A teacher at Canyons School District is using art to help students with disabilities pair up with other students and learn even more.
Jonathan Hale and one of his fellow research partners, Kelby McIntyre Martinez, Assistant Dean of the College of Fine Arts at the University of Utah joined Good Morning Utah Monday morning to find out how students, whether in special education or not, can help each other learn and grow.
Question: What is peer partnering in an arts Inclusion classroom, and how does it work?
Answer: Arts Inclusion is a concept we initiated that pairs regular-education elementary students in fourth or fifth grade with their similarly aged peers from Canyons’ specialized school for students with severe disabilities. The special education students come to their peers’ classroom at Sprucewood Elementary for an arts inclusion class, and they work as partners on various projects one-on-one with each other.
Question: What are some of the results you’re seeing?

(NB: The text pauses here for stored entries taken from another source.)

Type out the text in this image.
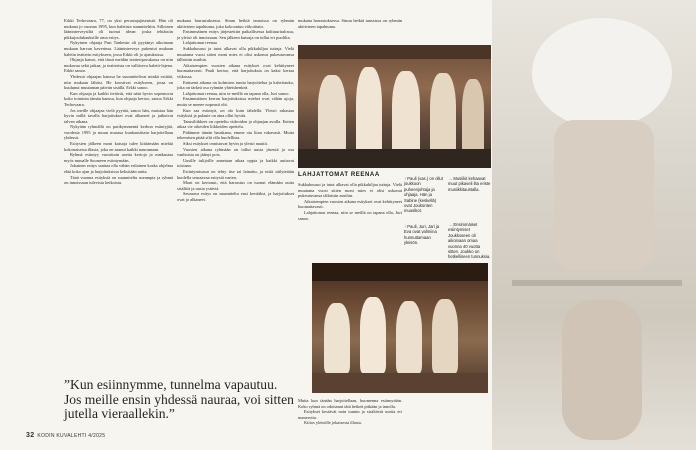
Erkki Terhovaara, 77, on yksi perustajajäsenistä. Hän oli mukana jo vuonna 1995, kun baletista suunniteltiin. Silloinen lääninterveysiltä oli tuonut idean: joska tehtäisiin pikkujoulukauksille oma esitys.

Nykyinen ohjaaja Pasi Tankesin oli pyytänyt aikoinaan mukaan harvan kaverinsa. Lääninterveys pukeutui mukaan baletin teatterin esitykseen, jossa Erkki oli jo ajatuksissa.

Ohjaaja katsoi, että tässä meidän teatteriporukassa on niin mukavaa sekä jatkaa, ja teatterista on vallitseva baletti-lajena. Erkki sanoo.

Yhdessä ohjaajan kanssa he suunnittelivat minkä esittää, niin mukaan lähtisi. He koostivat esitykseen, jossa on kuulunut muutaman päivän sisällä. Erkki sanoo.

Kun ohjaaja ja kaikki tietävät, että näin hyvin sopeutuvat koko toiminta tämän kanssa, kun ohjaaja kertoo, sanoo Erkki Terhovaara.

Jos meille ohjaajaa vielä pyytää, sanoo hän, muistaa hän hyvin millä tavalla harjoitukset ovat alkaneet ja jatkuivat talven aikana.

Nykyään ryhmällä on parikymmentä kerhon esiintyjää, vuodesta 1995 ja muun muassa kuukausittain harjoitellaan yhdessä.

Esitysten jälkeen moni katsoja tulee kiittämään miehiä kokonaisesta illasta, joka on saanut kaikki nauramaan.

Ryhmä esiintyy vuosittain useita kertoja ja matkustaa myös muualle Suomeen esiintymään.

Jokainen esitys saattaa olla vähän erilainen koska ohjelma elää koko ajan ja harjoituksissa keksitään uutta.

Tänä vuonna esityksiä on suunniteltu useampia ja ryhmä on innoissaan tulevista keikoista.

mukana harrastuksessa. Sinun hetkiä tanssissa on ryhmän aktiivinen tapahtuma, joka kokoontuu viikoittain.

Ensimmäinen esitys järjestettiin paikallisessa kulttuuritalossa, ja yleisö oli innoissaan. Sen jälkeen kutsuja on tullut eri puolilta.

Lahjattomat reenaa

Sukkahousut ja tutut alkavat olla pikkuhiljaa tuttuja. Vielä muutama vuosi sitten moni mies ei olisi uskonut pukeutuvansa tällaisiin asuihin.

Aikaisempien vuosien aikana esitykset ovat kehittyneet huomattavasti. Pauli kertoo, että harjoituksia on kaksi kertaa viikossa.

Entisenä aikana on kolmisen tuntia harjoittelua ja kahvitauko, joka on tärkeä osa ryhmän yhteishenkeä.

Lahjattomat reenaa, niin se meillä on tapana olla, Juri sanoo.

Ensimmäisen kerran harjoituksissa miehet ovat vähän ujoja, mutta se menee nopeasti ohi.

Kun saa esiintyä, on olo kuin tähdellä. Yleisö rakastaa esityksiä ja palaute on aina ollut hyvää.

Tanssiliikkeet on opeteltu videoiden ja ohjaajan avulla. Eniten aikaa vie oikeiden liikkeiden opettelu.

Pidämme tämän hauskana, emme ota liian vakavasti. Mutta tekemisen pitää silti olla huolellista.

Siksi esitykset onnistuvat hyvin ja yleisö nauttii.

Vuosien aikana ryhmään on tullut uusia jäseniä ja osa vanhoista on jäänyt pois.

Uusille tulijoille annetaan aikaa oppia ja kaikki auttavat toisiaan.

Esiintymisasut on tehty itse tai lainattu, ja niitä säilytetään huolella seuraavaa esitystä varten.

Moni on kertonut, että harrastus on tuonut elämään uutta sisältöä ja uusia ystäviä.

Seuraava esitys on suunniteltu ensi kevääksi, ja harjoitukset ovat jo alkaneet.

mukana harrastuksessa. Sinun hetkiä tanssissa on ryhmän aktiivinen tapahtuma.

LAHJATTOMAT REENAA

Sukkahousut ja tutut alkavat olla pikkuhiljaa tuttuja. Vielä muutama vuosi sitten moni mies ei olisi uskonut pukeutuvansa tällaisiin asuihin.

Aikaisempien vuosien aikana esitykset ovat kehittyneet huomattavasti.

Lahjattomat reenaa, niin se meillä on tapana olla, Juri sanoo.

Mutta kun tänään harjoitellaan, huomenna esiinnytään. Koko ryhmä on odottanut tätä hetkeä pitkään ja innolla.

Esitykset kestävät noin tunnin ja sisältävät useita eri numeroita.

Kiitos yleisölle jokaisesta illasta.

”Kun esiinnymme, tunnelma vapautuu. Jos meille ensin yhdessä nauraa, voi sitten jutella vieraallekin.”
32 KODIN KUVALEHTI 4/2025
↑ Pauli (vas.) on ollut joukkoon puheenjohtaja ja ohjaaja. Hän ja Sabine (keskellä) ovat Joukonten muusikot.
↑ Pauli, Juri, Jari ja Eva ovat valmiina hunnuttamaan yleisön.
→ Musiikit kehaavat muut pikaveli ilta eriste musiikkitaustalla.
→ Ensimmäiset esiintymiset Joukkoseen oli aikoinaan omaa vuonna 40 vuotta sitten. Joukko on hetkelliseen tunnuksia.
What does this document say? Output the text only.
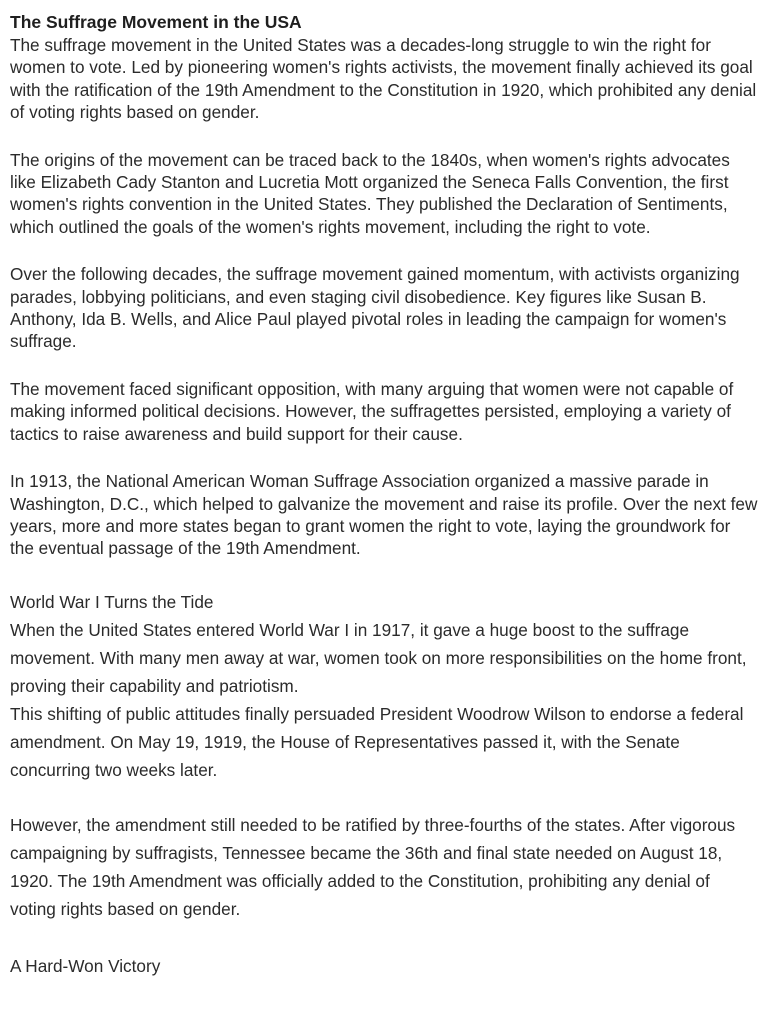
The Suffrage Movement in the USA

The suffrage movement in the United States was a decades-long struggle to win the right for women to vote. Led by pioneering women's rights activists, the movement finally achieved its goal with the ratification of the 19th Amendment to the Constitution in 1920, which prohibited any denial of voting rights based on gender.

The origins of the movement can be traced back to the 1840s, when women's rights advocates like Elizabeth Cady Stanton and Lucretia Mott organized the Seneca Falls Convention, the first women's rights convention in the United States. They published the Declaration of Sentiments, which outlined the goals of the women's rights movement, including the right to vote.

Over the following decades, the suffrage movement gained momentum, with activists organizing parades, lobbying politicians, and even staging civil disobedience. Key figures like Susan B. Anthony, Ida B. Wells, and Alice Paul played pivotal roles in leading the campaign for women's suffrage.

The movement faced significant opposition, with many arguing that women were not capable of making informed political decisions. However, the suffragettes persisted, employing a variety of tactics to raise awareness and build support for their cause.

In 1913, the National American Woman Suffrage Association organized a massive parade in Washington, D.C., which helped to galvanize the movement and raise its profile. Over the next few years, more and more states began to grant women the right to vote, laying the groundwork for the eventual passage of the 19th Amendment.

World War I Turns the Tide

When the United States entered World War I in 1917, it gave a huge boost to the suffrage movement. With many men away at war, women took on more responsibilities on the home front, proving their capability and patriotism.

This shifting of public attitudes finally persuaded President Woodrow Wilson to endorse a federal amendment. On May 19, 1919, the House of Representatives passed it, with the Senate concurring two weeks later.

However, the amendment still needed to be ratified by three-fourths of the states. After vigorous campaigning by suffragists, Tennessee became the 36th and final state needed on August 18, 1920. The 19th Amendment was officially added to the Constitution, prohibiting any denial of voting rights based on gender.

A Hard-Won Victory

Answer: After teaching an art inclusion class at Sprucewood Elementary in Canyons District for about three years, we have seen peer partners learn how to take on leadership roles and support the needs of their group, and we have seen students with disabilities engage for longer times in art activities or participate vocally, on their own, when they are normally non-verbal. Participating in the program has helped the regular education students learn to be more accepting of others, and it has helped the special education students reach milestones that are often out of reach.
Question: How did you come together to create this research program?
Answer: As a Beverly Taylor Sorenson Arts Learning Program specialist, Jonathan was looking for research opportunities, and he was interested in how art can be a medium to reach students who may have cognitive difficulties. Kelby is the Director of the Beverly Taylor Sorenson Arts Learning Program at the University of Utah, so when their paths crossed, they decided to work together, with two other professors from the University of Utah, to see if Jonathan’s hunch that peer partners would be beneficial was correct.
Question: You presented your research at the last Kennedy Center Special Education Conference. What was the reaction there?
Answer: After our presentation, we were contacted by the Art Access program, and they are now replicating our peer partnering model in their program in Washington D.C. and California. We also forged some connections with a dance company who has agreed to come work with our intensive special needs students at Jordan Valley and help train teachers how to dance with students with disabilities.
BACKGROUND: Hale and a team of researchers from the University of Utah have studied the impact of pairing students with severe special needs with general-education students in an “arts inclusion” class for the past three years. They presented their findings, that general education students helped special education students experience dramatic breakthroughs, at the 2018 Kennedy Center VSA Intersections: Arts and Special Education Conference. Since then, other programs in the country have followed their lead, using peer partnering as a way to help both special education and general education students succeed.